Back in ’73 I was a fan of Argent, The Beatles, Badfinger (brilliant power-pop band, tragically ill-starred – they backed Ringo on It Don’t Come Easy – you bet, not getting worthy re-appraisal) Spooky Tooth (our English teacher pulled down and blinds and played Ceremony, that curious cocktail of hard rock, avant-garde electronics set to the Catholic mass; strong stuff, but probably genuinely ahead of its time) and, of course, Procol Harum.
Apart from those two certain songs (I might also add Conquistador), my first serious listen was Grand Hotel. It was revelatory to read the excellent essay in The Bridgewater programme – Grand Hotel was a precursor of Roxy Music. Let no one say Procol didn’t have their finger on the pulse of the times; anyone who said they were locked in ’67 was seriously mistaken. Grand Hotel is indeed divinely decadent.
I spoke to two lads from Belfast, brothers [the O’Prey brothers (Ed)] both sporting rather natty custom-made Salty Dog T-shirts. I told them we’d recently passed through Belfast en-route to Sligo (exquisite place by the way). "Great to see Fisher, isn’t it," one of them said to me in the saltiest Belfast accent. Yes indeed.
A superbly chosen selection of songs, which I’m sure will be chronicled elsewhere. A Salty Dog never loses its numinous, mystical quality however many times you hear it. The mark of a genuinely great song. And thanks, Gary, for dedicating it to BJ and Douglas Adams. A nice touch I felt.
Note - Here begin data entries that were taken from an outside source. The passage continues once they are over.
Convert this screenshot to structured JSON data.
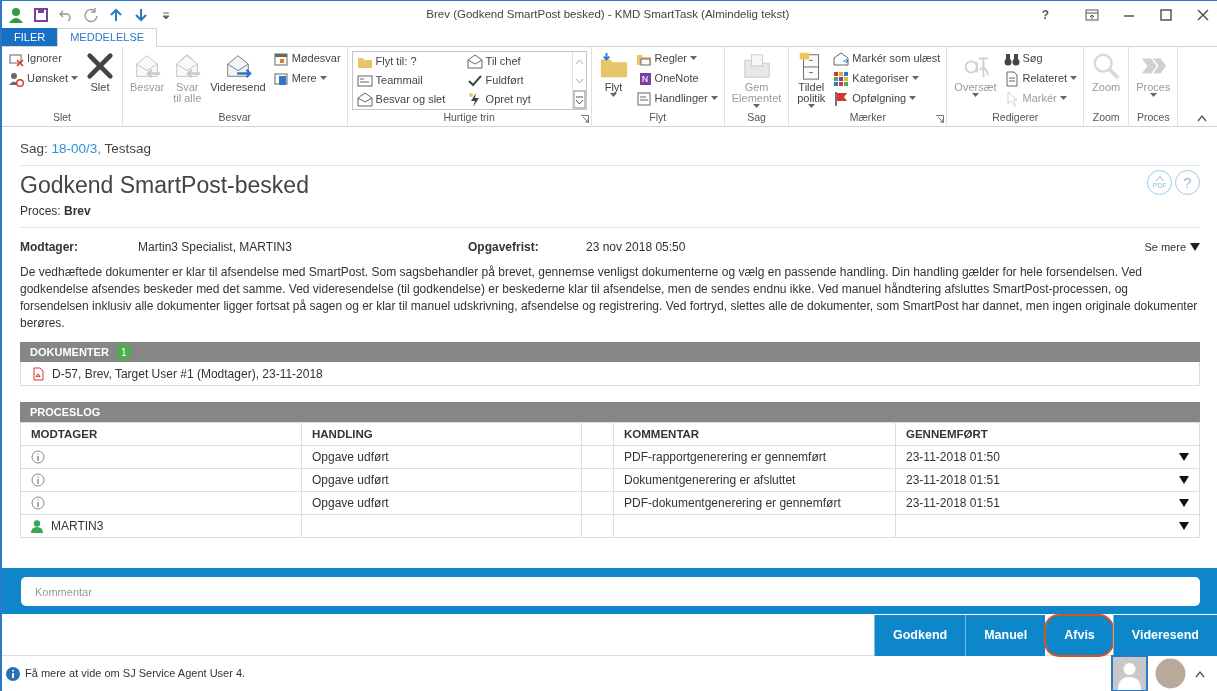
{
  "window": {
    "title": "Brev (Godkend SmartPost besked) - KMD SmartTask (Almindelig tekst)",
    "help": "?"
  },
  "tabs": [
    {
      "label": "FILER",
      "kind": "file",
      "selected": false
    },
    {
      "label": "MEDDELELSE",
      "kind": "tab",
      "selected": true
    }
  ],
  "ribbon": {
    "groups": [
      {
        "label": "Slet",
        "launcher": false,
        "items": [
          {
            "kind": "small",
            "label": "Ignorer",
            "disabled": false,
            "dropdown": false
          },
          {
            "kind": "small",
            "label": "Uønsket",
            "disabled": false,
            "dropdown": true
          },
          {
            "kind": "large",
            "label": "Slet",
            "disabled": false,
            "dropdown": false
          }
        ]
      },
      {
        "label": "Besvar",
        "launcher": false,
        "items": [
          {
            "kind": "large",
            "label": "Besvar",
            "disabled": true,
            "dropdown": false
          },
          {
            "kind": "large",
            "label": "Svar\ntil alle",
            "disabled": true,
            "dropdown": false
          },
          {
            "kind": "large",
            "label": "Videresend",
            "disabled": false,
            "dropdown": false
          },
          {
            "kind": "small",
            "label": "Mødesvar",
            "disabled": false,
            "dropdown": false
          },
          {
            "kind": "small",
            "label": "Mere",
            "disabled": false,
            "dropdown": true
          }
        ]
      },
      {
        "label": "Hurtige trin",
        "launcher": true,
        "items": [
          {
            "kind": "gallery",
            "label": "Flyt til: ?",
            "disabled": false,
            "dropdown": false
          },
          {
            "kind": "gallery",
            "label": "Til chef",
            "disabled": false,
            "dropdown": false
          },
          {
            "kind": "gallery",
            "label": "Teammail",
            "disabled": false,
            "dropdown": false
          },
          {
            "kind": "gallery",
            "label": "Fuldført",
            "disabled": false,
            "dropdown": false
          },
          {
            "kind": "gallery",
            "label": "Besvar og slet",
            "disabled": false,
            "dropdown": false
          },
          {
            "kind": "gallery",
            "label": "Opret nyt",
            "disabled": false,
            "dropdown": false
          }
        ]
      },
      {
        "label": "Flyt",
        "launcher": false,
        "items": [
          {
            "kind": "large",
            "label": "Flyt",
            "disabled": false,
            "dropdown": true
          },
          {
            "kind": "small",
            "label": "Regler",
            "disabled": false,
            "dropdown": true
          },
          {
            "kind": "small",
            "label": "OneNote",
            "disabled": false,
            "dropdown": false
          },
          {
            "kind": "small",
            "label": "Handlinger",
            "disabled": false,
            "dropdown": true
          }
        ]
      },
      {
        "label": "Sag",
        "launcher": false,
        "items": [
          {
            "kind": "large",
            "label": "Gem\nElementet",
            "disabled": true,
            "dropdown": true
          }
        ]
      },
      {
        "label": "Mærker",
        "launcher": true,
        "items": [
          {
            "kind": "large",
            "label": "Tildel\npolitik",
            "disabled": false,
            "dropdown": true
          },
          {
            "kind": "small",
            "label": "Markér som ulæst",
            "disabled": false,
            "dropdown": false
          },
          {
            "kind": "small",
            "label": "Kategoriser",
            "disabled": false,
            "dropdown": true
          },
          {
            "kind": "small",
            "label": "Opfølgning",
            "disabled": false,
            "dropdown": true
          }
        ]
      },
      {
        "label": "Redigerer",
        "launcher": false,
        "items": [
          {
            "kind": "large",
            "label": "Oversæt",
            "disabled": true,
            "dropdown": true
          },
          {
            "kind": "small",
            "label": "Søg",
            "disabled": false,
            "dropdown": false
          },
          {
            "kind": "small",
            "label": "Relateret",
            "disabled": false,
            "dropdown": true
          },
          {
            "kind": "small",
            "label": "Markér",
            "disabled": true,
            "dropdown": true
          }
        ]
      },
      {
        "label": "Zoom",
        "launcher": false,
        "items": [
          {
            "kind": "large",
            "label": "Zoom",
            "disabled": true,
            "dropdown": false
          }
        ]
      },
      {
        "label": "Proces",
        "launcher": false,
        "items": [
          {
            "kind": "large",
            "label": "Proces",
            "disabled": true,
            "dropdown": true
          }
        ]
      }
    ]
  },
  "case": {
    "label": "Sag:",
    "link": "18-00/3,",
    "name": "Testsag"
  },
  "heading": "Godkend SmartPost-besked",
  "pdf_button": "PDF",
  "help_button": "?",
  "process": {
    "label": "Proces:",
    "value": "Brev"
  },
  "fields": [
    {
      "label": "Modtager:",
      "value": "Martin3 Specialist, MARTIN3"
    },
    {
      "label": "Opgavefrist:",
      "value": "23 nov 2018 05:50"
    }
  ],
  "see_more": "Se mere",
  "description": "De vedhæftede dokumenter er klar til afsendelse med SmartPost. Som sagsbehandler på brevet, gennemse venligst dokumenterne og vælg en passende handling. Din handling gælder for hele forsendelsen. Ved godkendelse afsendes beskeder med det samme. Ved videresendelse (til godkendelse) er beskederne klar til afsendelse, men de sendes endnu ikke. Ved manuel håndtering afsluttes SmartPost-processen, og forsendelsen inklusiv alle dokumenter ligger fortsat på sagen og er klar til manuel udskrivning, afsendelse og registrering. Ved fortryd, slettes alle de dokumenter, som SmartPost har dannet, men ingen originale dokumenter berøres.",
  "documents": {
    "title": "DOKUMENTER",
    "count": "1",
    "items": [
      "D-57, Brev, Target User #1 (Modtager), 23-11-2018"
    ]
  },
  "process_log": {
    "title": "PROCESLOG",
    "columns": [
      "MODTAGER",
      "HANDLING",
      "KOMMENTAR",
      "GENNEMFØRT"
    ],
    "rows": [
      {
        "kind": "info",
        "recipient": "",
        "action": "Opgave udført",
        "comment": "PDF-rapportgenerering er gennemført",
        "done": "23-11-2018 01:50"
      },
      {
        "kind": "info",
        "recipient": "",
        "action": "Opgave udført",
        "comment": "Dokumentgenerering er afsluttet",
        "done": "23-11-2018 01:51"
      },
      {
        "kind": "info",
        "recipient": "",
        "action": "Opgave udført",
        "comment": "PDF-dokumentgenerering er gennemført",
        "done": "23-11-2018 01:51"
      },
      {
        "kind": "user",
        "recipient": "MARTIN3",
        "action": "",
        "comment": "",
        "done": ""
      }
    ]
  },
  "comment": {
    "placeholder": "Kommentar"
  },
  "actions": [
    {
      "label": "Godkend",
      "highlighted": false
    },
    {
      "label": "Manuel",
      "highlighted": false
    },
    {
      "label": "Afvis",
      "highlighted": true
    },
    {
      "label": "Videresend",
      "highlighted": false
    }
  ],
  "status_bar": {
    "text": "Få mere at vide om SJ Service Agent User 4.",
    "people": [
      {
        "kind": "silhouette",
        "selected": true
      },
      {
        "kind": "photo",
        "selected": false
      }
    ]
  }
}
The arrangement of Ghost Train was also an unexpected surprise. This song was now filled out, with a more confident and sophisticated musical arrangement. Rather chilling and spooky, too (Spooky Two? Classic album for ’69!). Definitely a song that lends itself to a live rendition.
Another aspect of this concert was the reasonable cost of the tickets, programmes (thirty bob – normal classical concert price. Makes a change from those over-priced efforts containing little of real substance), and T-shirts. When you consider the prices charged by a certain cynical and financially rapacious well-known American band recently over here, one realises how well-served we are as fans of Procol Harum. Perhaps that other band should consider changing its name to ‘The Vultures’ (on tour for the last pickings). What with the cheapest tickets at £40, and baseball tops at £60. Didn’t this band also say they’d only tour again if hell freezes over? Blimey, they’ll soon have done more comeback tours than Status Quo! The power of the dollar! Sorry, I went a bit off-track here, but it illustrates the difference.
I had only one slight misgiving about Procol’s concert – we couldn’t always pick up what Gary was saying to the audience. Those droll and understated Brookerisms are always a nice feature of a Procol Harum concert, and it is a shame we couldn’t hear him a little more clearly. He was probably wondering why the audience seemed a little subdued between songs, poor chap.
That apart, it didn’t detract from an epic concert, which sounded and looked excellent. The choir, with the ladies in emerald green, looked great from where Geraldine and I sat. I thought of the Edmonton album cover, but this was for real, my boy!
For me, being a fan of Procol Harum meant ploughing a lone furrow in the past, and it was nice to finally meet what had been for me an elusive creature – a fan of Procol Harum. They struck me as a genuinely nice breed. Oh yes, and Hi John Grayson, it was good to finally meet you, albeit briefly.
Any chance of a future live CD of this tour? Hope so. But most of all, more live performances. I was itching for more at the end – always a good sign, isn’t it?